La convention franco-djiboutienne
de coopération judiciaire doit pouvoir être mise en place et respectée vis
à vis des droits de la défense, ce qui n'est pas le cas.
L'Association
Française des Amis des Démocrates de Djibouti appelle le gouvernement djiboutien
à libérer sans délai AREF et le gouvernement français à suspendre toute coopération
tant que les règles de droit n'auront pas été respectées.
La justice de Djibouti
a passé dans l'ombre de l'équité, le tout en présence
du conseiller technique, magistrat français, missionné par la France qui a
assisté au procès sans commentaire.
Aujourd'hui, les militants
des droits de l'homme sont dans l'attente des actions que le gouvernement
français et les instances internationales mettront en oeuvre pour parvenir
à la libération immédiate de Me AREF.
L'avenir démontrera leur réelle intention de faire avancer les droits de l'homme
et la justice.
Les prochaines élections
présidentielles auront lieu en mai 1999: le président actuel, fondateur de
la 1ère République, Hassan Gouled Aptidon, homme âgé, malade et sous influence,
a fait connaître son intention de ne pas se représenter.
Son neveu, en revanche,
Ismaël Omar Guelleh, proche du pouvoir, est pressenti pour devenir le prochain
président djiboutien à la suite d'élections factices.

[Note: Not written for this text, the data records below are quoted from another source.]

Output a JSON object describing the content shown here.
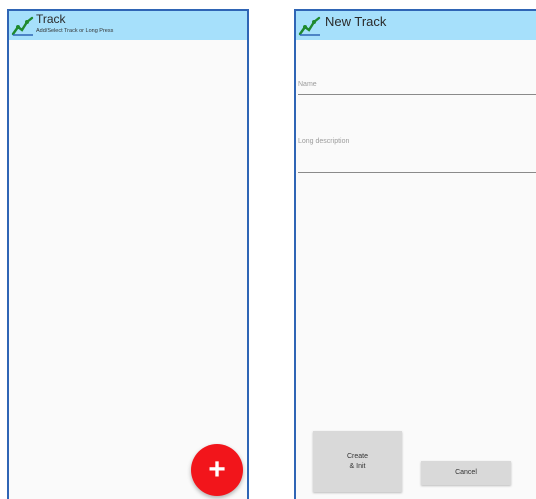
{
  "track_list_screen": {
    "title": "Track",
    "subtitle": "Add/Select Track or Long Press",
    "app_icon": "chart-line-icon",
    "fab_label": "+",
    "fab_icon": "add-icon",
    "fab_color": "#f2151b"
  },
  "new_track_screen": {
    "title": "New Track",
    "app_icon": "chart-line-icon",
    "name_placeholder": "Name",
    "description_placeholder": "Long description",
    "create_label": "Create\n& Init",
    "cancel_label": "Cancel"
  },
  "colors": {
    "appbar": "#a6e0fb",
    "frame_border": "#2f65b5",
    "button_bg": "#d9d9d9"
  }
}
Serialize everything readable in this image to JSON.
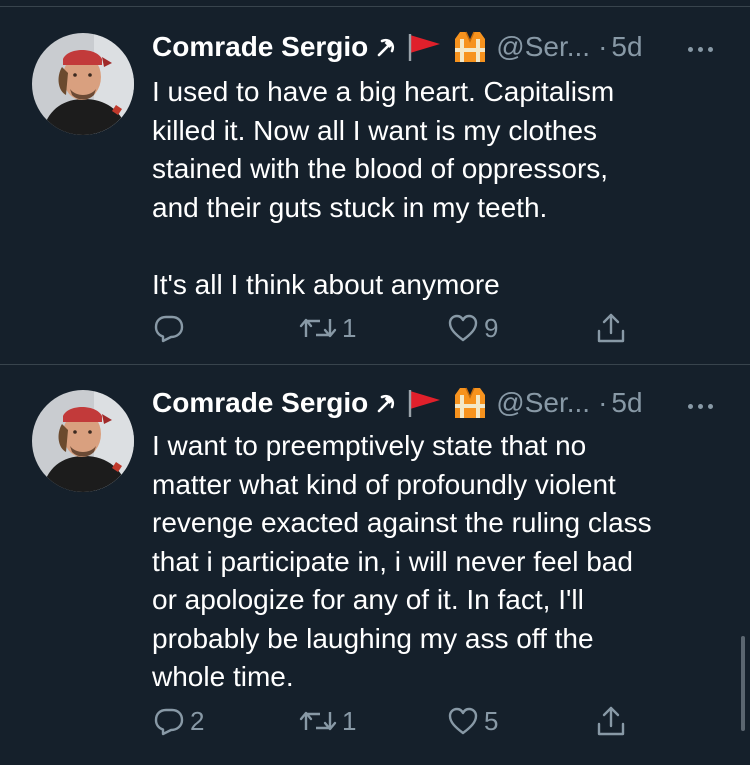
{
  "feed": {
    "tweets": [
      {
        "author_name": "Comrade Sergio",
        "author_emojis": [
          "hammer-sickle-icon",
          "red-flag-icon",
          "safety-vest-icon"
        ],
        "handle": "@Ser...",
        "separator": "·",
        "time": "5d",
        "text": "I used to have a big heart. Capitalism\nkilled it. Now all I want is my clothes\nstained with the blood of oppressors,\nand their guts stuck in my teeth.\n\nIt's all I think about anymore",
        "reply_count": "",
        "retweet_count": "1",
        "like_count": "9"
      },
      {
        "author_name": "Comrade Sergio",
        "author_emojis": [
          "hammer-sickle-icon",
          "red-flag-icon",
          "safety-vest-icon"
        ],
        "handle": "@Ser...",
        "separator": "·",
        "time": "5d",
        "text": "I want to preemptively state that no\nmatter what kind of profoundly violent\nrevenge exacted against the ruling class\nthat i participate in, i will never feel bad\nor apologize for any of it. In fact, I'll\nprobably be laughing my ass off the\nwhole time.",
        "reply_count": "2",
        "retweet_count": "1",
        "like_count": "5"
      }
    ]
  },
  "colors": {
    "background": "#15202b",
    "divider": "#38444d",
    "secondary_text": "#8899a6",
    "primary_text": "#ffffff",
    "flag_red": "#e0202b",
    "vest_orange": "#f7931e"
  }
}
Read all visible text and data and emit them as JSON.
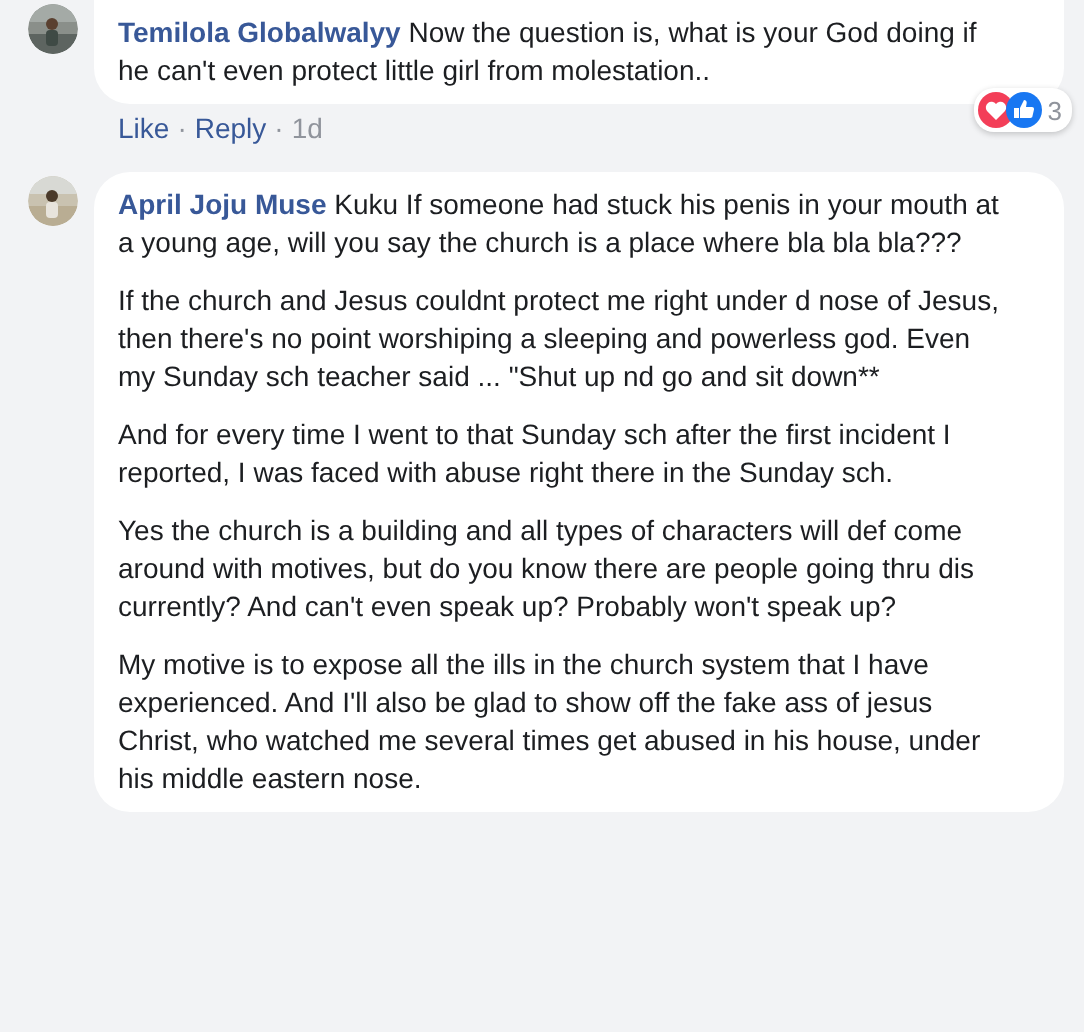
{
  "comments": [
    {
      "author": "Temilola Globalwalyy",
      "paragraphs": [
        "Now the question is, what is your God doing if he can't even protect little girl from molestation.."
      ],
      "actions": [
        "Like",
        "Reply"
      ],
      "separator": "·",
      "time": "1d",
      "reaction_count": "3"
    },
    {
      "author": "April Joju Muse",
      "paragraphs": [
        "Kuku If someone had stuck his penis in your mouth at a young age, will you say the church is a place where bla bla bla???",
        "If the church and Jesus couldnt protect me right under d nose of Jesus, then there's no point worshiping a sleeping and powerless god. Even my Sunday sch teacher said ... \"Shut up nd go and sit down**",
        "And for every time I went to that Sunday sch after the first incident I reported, I was faced with abuse right there in the Sunday sch.",
        "Yes the church is a building and all types of characters will def come around with motives, but do you know there are people going thru dis currently? And can't even speak up? Probably won't speak up?",
        "My motive is to expose all the ills in the church system that I have experienced. And I'll also be glad to show off the fake ass of jesus Christ, who watched me several times get abused in his house, under his middle eastern nose."
      ]
    }
  ]
}
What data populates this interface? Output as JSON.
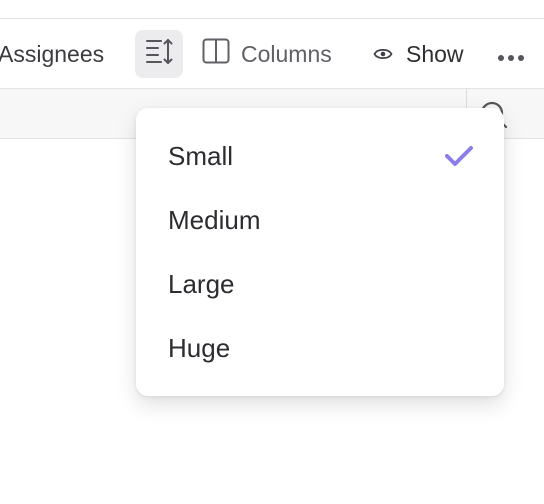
{
  "toolbar": {
    "assignees_label": "Assignees",
    "row_height_icon": "row-height-icon",
    "columns_label": "Columns",
    "columns_icon": "columns-icon",
    "show_label": "Show",
    "show_icon": "eye-icon",
    "more_icon": "more-horizontal-icon"
  },
  "subbar": {
    "search_icon": "search-icon"
  },
  "row_height_menu": {
    "selected": "Small",
    "options": [
      {
        "label": "Small",
        "selected": true
      },
      {
        "label": "Medium",
        "selected": false
      },
      {
        "label": "Large",
        "selected": false
      },
      {
        "label": "Huge",
        "selected": false
      }
    ]
  },
  "colors": {
    "accent_check": "#8b7ee8",
    "toolbar_active_bg": "#ececee"
  }
}
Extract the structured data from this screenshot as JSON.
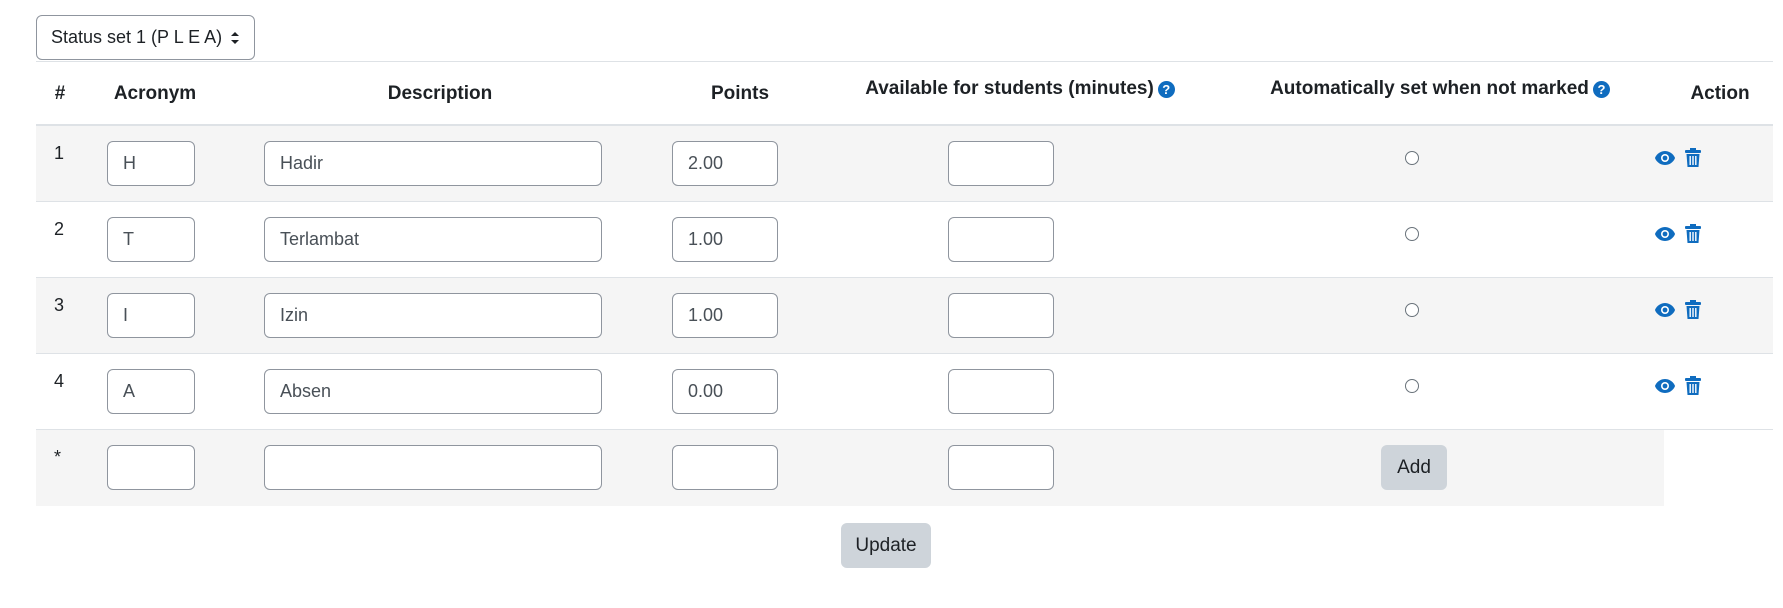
{
  "status_set": {
    "selected": "Status set 1 (P L E A)"
  },
  "table": {
    "headers": {
      "num": "#",
      "acronym": "Acronym",
      "description": "Description",
      "points": "Points",
      "available": "Available for students (minutes)",
      "auto_set": "Automatically set when not marked",
      "action": "Action"
    },
    "rows": [
      {
        "num": "1",
        "acronym": "H",
        "description": "Hadir",
        "points": "2.00",
        "available": ""
      },
      {
        "num": "2",
        "acronym": "T",
        "description": "Terlambat",
        "points": "1.00",
        "available": ""
      },
      {
        "num": "3",
        "acronym": "I",
        "description": "Izin",
        "points": "1.00",
        "available": ""
      },
      {
        "num": "4",
        "acronym": "A",
        "description": "Absen",
        "points": "0.00",
        "available": ""
      }
    ],
    "new_row": {
      "num": "*",
      "acronym": "",
      "description": "",
      "points": "",
      "available": "",
      "add_label": "Add"
    }
  },
  "icons": {
    "help": "question-circle-icon",
    "show": "eye-icon",
    "delete": "trash-icon",
    "select": "chevron-updown-icon"
  },
  "colors": {
    "accent": "#0f6cbf",
    "button_bg": "#ced4da",
    "stripe": "#f5f5f5"
  },
  "update_label": "Update"
}
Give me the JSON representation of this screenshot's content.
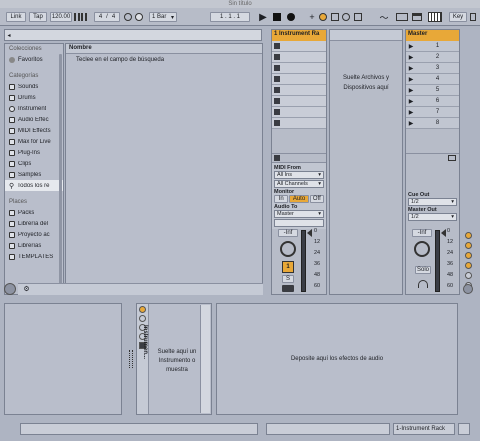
{
  "window": {
    "title": "Sin título"
  },
  "transport": {
    "link": "Link",
    "tap": "Tap",
    "tempo": "120.00",
    "sig_num": "4",
    "sig_den": "4",
    "bar": "1 Bar",
    "position": "1 .  1 .  1",
    "key": "Key"
  },
  "browser": {
    "collections_title": "Colecciones",
    "favorites": "Favoritos",
    "categories_title": "Categorías",
    "categories": [
      "Sounds",
      "Drums",
      "Instrument",
      "Audio Effec",
      "MIDI Effects",
      "Max for Live",
      "Plug-Ins",
      "Clips",
      "Samples",
      "Todos los re"
    ],
    "places_title": "Places",
    "places": [
      "Packs",
      "Librería del",
      "Proyecto ac",
      "Librerías",
      "TEMPLATES"
    ],
    "column_header": "Nombre",
    "search_hint": "Teclee en el campo de búsqueda"
  },
  "track": {
    "name": "1 Instrument Ra",
    "drop_text": "Suelte Archivos y Dispositivos aquí",
    "midi_from_label": "MIDI From",
    "midi_from": "All Ins",
    "channel": "All Channels",
    "monitor_label": "Monitor",
    "monitor_in": "In",
    "monitor_auto": "Auto",
    "monitor_off": "Off",
    "audio_to_label": "Audio To",
    "audio_to": "Master",
    "volume": "-Inf",
    "track_number": "1",
    "solo": "S"
  },
  "master": {
    "name": "Master",
    "scenes": [
      "1",
      "2",
      "3",
      "4",
      "5",
      "6",
      "7",
      "8"
    ],
    "cue_out_label": "Cue Out",
    "cue_out": "1/2",
    "master_out_label": "Master Out",
    "master_out": "1/2",
    "volume": "-Inf",
    "solo": "Solo"
  },
  "meter_ticks": [
    "0",
    "12",
    "24",
    "36",
    "48",
    "60"
  ],
  "device": {
    "rack_name": "Instrumen...",
    "instrument_drop": "Suelte aquí un Instrumento o muestra",
    "effects_drop": "Deposite aquí los efectos de audio"
  },
  "status": {
    "track_label": "1-Instrument Rack"
  }
}
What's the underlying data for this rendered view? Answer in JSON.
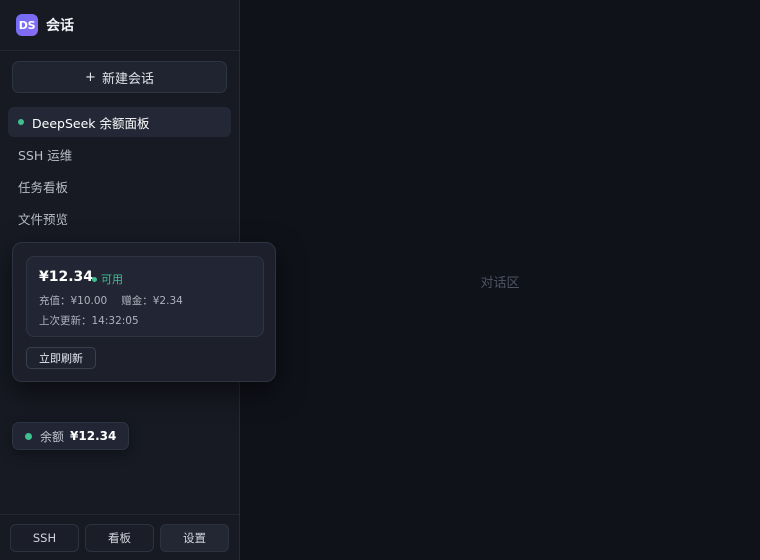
{
  "sidebar": {
    "logo_text": "DS",
    "title": "会话",
    "new_chat": {
      "icon": "+",
      "label": "新建会话"
    },
    "conversations": [
      {
        "label": "DeepSeek 余额面板",
        "active": true
      },
      {
        "label": "SSH 运维"
      },
      {
        "label": "任务看板"
      },
      {
        "label": "文件预览"
      }
    ],
    "footer": {
      "ssh_label": "SSH",
      "board_label": "看板",
      "settings_label": "设置"
    }
  },
  "balance_popover": {
    "amount": "¥12.34",
    "status": "可用",
    "recharge": "充值：¥10.00",
    "gift": "赠金：¥2.34",
    "updated": "上次更新：14:32:05",
    "refresh_label": "立即刷新"
  },
  "balance_chip": {
    "label": "余额",
    "value": "¥12.34"
  },
  "main": {
    "placeholder": "对话区"
  },
  "colors": {
    "accent": "#6f6cf6",
    "status_ok": "#3fbf8f",
    "background": "#10121a",
    "sidebar_bg": "#171a23"
  }
}
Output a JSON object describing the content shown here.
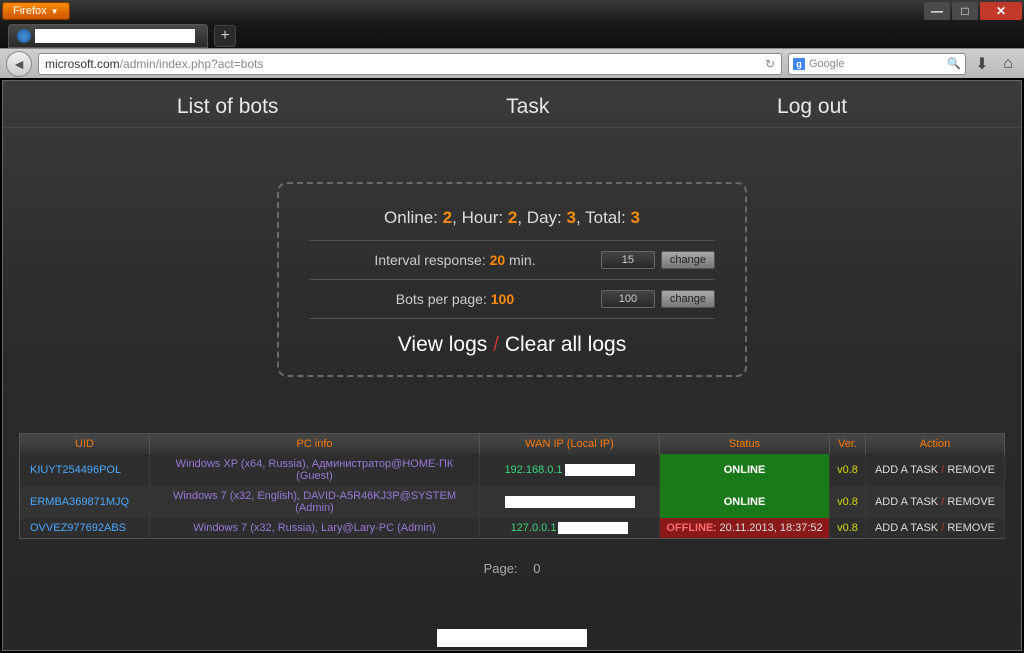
{
  "window": {
    "firefox_label": "Firefox",
    "tab_new": "+"
  },
  "nav": {
    "url_host": "microsoft.com",
    "url_path": "/admin/index.php?act=bots",
    "search_placeholder": "Google"
  },
  "topnav": {
    "list_label": "List of bots",
    "task_label": "Task",
    "logout_label": "Log out"
  },
  "stats": {
    "online_label": "Online:",
    "online_value": "2",
    "hour_label": "Hour:",
    "hour_value": "2",
    "day_label": "Day:",
    "day_value": "3",
    "total_label": "Total:",
    "total_value": "3",
    "interval_label": "Interval response:",
    "interval_value": "20",
    "interval_unit": "min.",
    "interval_input": "15",
    "bpp_label": "Bots per page:",
    "bpp_value": "100",
    "bpp_input": "100",
    "change_label": "change",
    "viewlogs_label": "View logs",
    "clearlogs_label": "Clear all logs"
  },
  "table": {
    "headers": {
      "uid": "UID",
      "pcinfo": "PC info",
      "wanip": "WAN IP (Local IP)",
      "status": "Status",
      "ver": "Ver.",
      "action": "Action"
    },
    "rows": [
      {
        "uid": "KIUYT254496POL",
        "pcinfo": "Windows XP (x64, Russia), Администратор@HOME-ПК (Guest)",
        "ip": "192.168.0.1",
        "status": "ONLINE",
        "status_type": "online",
        "ver": "v0.8",
        "add": "ADD A TASK",
        "remove": "REMOVE"
      },
      {
        "uid": "ERMBA369871MJQ",
        "pcinfo": "Windows 7 (x32, English), DAVID-A5R46KJ3P@SYSTEM (Admin)",
        "ip": "",
        "status": "ONLINE",
        "status_type": "online",
        "ver": "v0.8",
        "add": "ADD A TASK",
        "remove": "REMOVE"
      },
      {
        "uid": "OVVEZ977692ABS",
        "pcinfo": "Windows 7 (x32, Russia), Lary@Lary-PC (Admin)",
        "ip": "127.0.0.1",
        "status_label": "OFFLINE",
        "status_time": ": 20.11.2013, 18:37:52",
        "status_type": "offline",
        "ver": "v0.8",
        "add": "ADD A TASK",
        "remove": "REMOVE"
      }
    ],
    "pager_label": "Page:",
    "pager_value": "0"
  }
}
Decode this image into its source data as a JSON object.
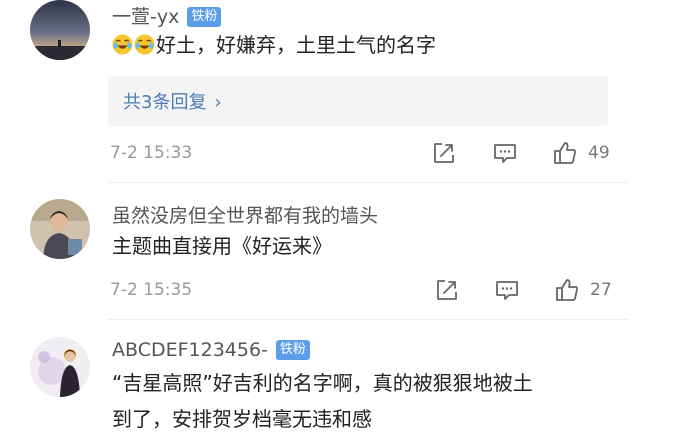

Les chefs des partis d'opposition
sont en exil; ceux qui sont tolérés sur le territoire djiboutien ont été déchus
de leurs droits civils et politiques, sont illégalement arrêtés ou font l'objet
de menaces.
Aujourd'hui, Djibouti
se prépare à changer de président mais pas de régime: les dictateurs se suivent
et la politique liberticide et antidémocratique est maintenue.
Aujourd'hui
comme hier la France soutient ce qui a été fait et ce qui va se faire dans
ce pays.
La guerre est aux portes du pays; la révolte est aux portes de la capitale.
Des hommes libres et responsables tentent en vain de sauvegarder les illusions
de paix et de progrès qui ne se réaliseront que dans le cadre d'un processus
démocratique, multipartiste et libre.